Though small in stature and well into his seventies, Octavio Paz, with his piercing eyes, gives the impression of being a much younger man. In his poetry and his prose works, which are both erudite and intensely political, he recurrently takes up such themes as the experience of Mexican history, especially as seen through its Indian past, and the overcoming of profound human loneliness through erotic love. Paz has long been considered, along with César Vallejo and Pablo Neruda, to be one of the great South American poets of the twentieth century; three days after this interview, which was conducted on Columbus Day 1990, he joined Neruda among the ranks of Nobel laureates in literature. Paz was born in 1914 in Mexico City, the son of a lawyer and the grandson of a novelist. Both figures were important to the development of the young poet: he learned the value of social causes from his father, who served as counsel for the Mexican revolutionary Emiliano Zapata, and was introduced to the world of letters by his grandfather. As a boy, Paz was allowed to roam freely through his grandfather’s expansive library, an experience that afforded him invaluable exposure to Spanish and Latin American literature.
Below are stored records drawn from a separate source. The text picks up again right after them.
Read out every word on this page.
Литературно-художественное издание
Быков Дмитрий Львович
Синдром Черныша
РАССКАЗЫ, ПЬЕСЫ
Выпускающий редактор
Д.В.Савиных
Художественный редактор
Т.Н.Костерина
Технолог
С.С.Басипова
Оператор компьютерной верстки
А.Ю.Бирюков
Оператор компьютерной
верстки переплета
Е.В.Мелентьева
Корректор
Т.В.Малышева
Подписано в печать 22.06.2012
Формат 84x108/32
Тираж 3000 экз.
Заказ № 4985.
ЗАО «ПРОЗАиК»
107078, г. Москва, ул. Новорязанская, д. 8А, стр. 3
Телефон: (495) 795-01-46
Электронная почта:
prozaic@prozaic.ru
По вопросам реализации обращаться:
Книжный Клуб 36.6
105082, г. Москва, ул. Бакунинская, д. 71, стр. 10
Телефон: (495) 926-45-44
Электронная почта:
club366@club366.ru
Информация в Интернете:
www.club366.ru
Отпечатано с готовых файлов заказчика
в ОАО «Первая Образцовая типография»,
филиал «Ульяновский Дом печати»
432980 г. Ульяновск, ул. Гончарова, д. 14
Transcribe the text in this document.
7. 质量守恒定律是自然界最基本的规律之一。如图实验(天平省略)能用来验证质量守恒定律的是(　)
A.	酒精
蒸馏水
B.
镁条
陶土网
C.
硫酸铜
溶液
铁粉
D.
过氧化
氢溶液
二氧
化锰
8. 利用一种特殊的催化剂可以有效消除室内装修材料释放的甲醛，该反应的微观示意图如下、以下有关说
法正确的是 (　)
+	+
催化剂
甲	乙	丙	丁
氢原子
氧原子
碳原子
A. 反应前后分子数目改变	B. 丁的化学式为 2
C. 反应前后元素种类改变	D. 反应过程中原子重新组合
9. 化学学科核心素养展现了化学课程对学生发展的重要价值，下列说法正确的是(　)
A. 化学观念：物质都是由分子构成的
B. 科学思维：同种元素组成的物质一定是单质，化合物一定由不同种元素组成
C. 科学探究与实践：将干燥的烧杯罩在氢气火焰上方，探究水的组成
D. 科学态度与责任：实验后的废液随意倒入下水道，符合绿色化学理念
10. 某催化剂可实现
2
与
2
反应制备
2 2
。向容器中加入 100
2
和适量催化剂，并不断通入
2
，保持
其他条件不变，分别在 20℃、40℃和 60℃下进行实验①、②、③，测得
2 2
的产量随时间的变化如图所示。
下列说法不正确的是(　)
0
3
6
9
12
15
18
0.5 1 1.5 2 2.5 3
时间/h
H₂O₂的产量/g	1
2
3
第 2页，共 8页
He studied literature at the University of Mexico, but moved on before earning a degree.

In this interview, Octavio Paz talks about how thinking about morality and politics affected him:

My political and intellectual beliefs were kindled by the idea of fraternity. We all talked a lot about it. For instance, the novels of André Malraux, which we all read, depicted the search for fraternity through revolutionary action. My Spanish experience did not strengthen my political beliefs, but it did give an unexpected twist to my idea of fraternity. One day—Stephen Spender was with me and might remember this episode—we went to the front in Madrid, which was in the university city. It was a battlefield. Sometimes in the same building the Loyalists would only be separated from the Fascists by a single wall. We could hear the soldiers on the other side talking. It was a strange feeling: those people facing me—I couldn't see them but only hear their voices—were my enemies. But they had human voices, like my own. They were like me.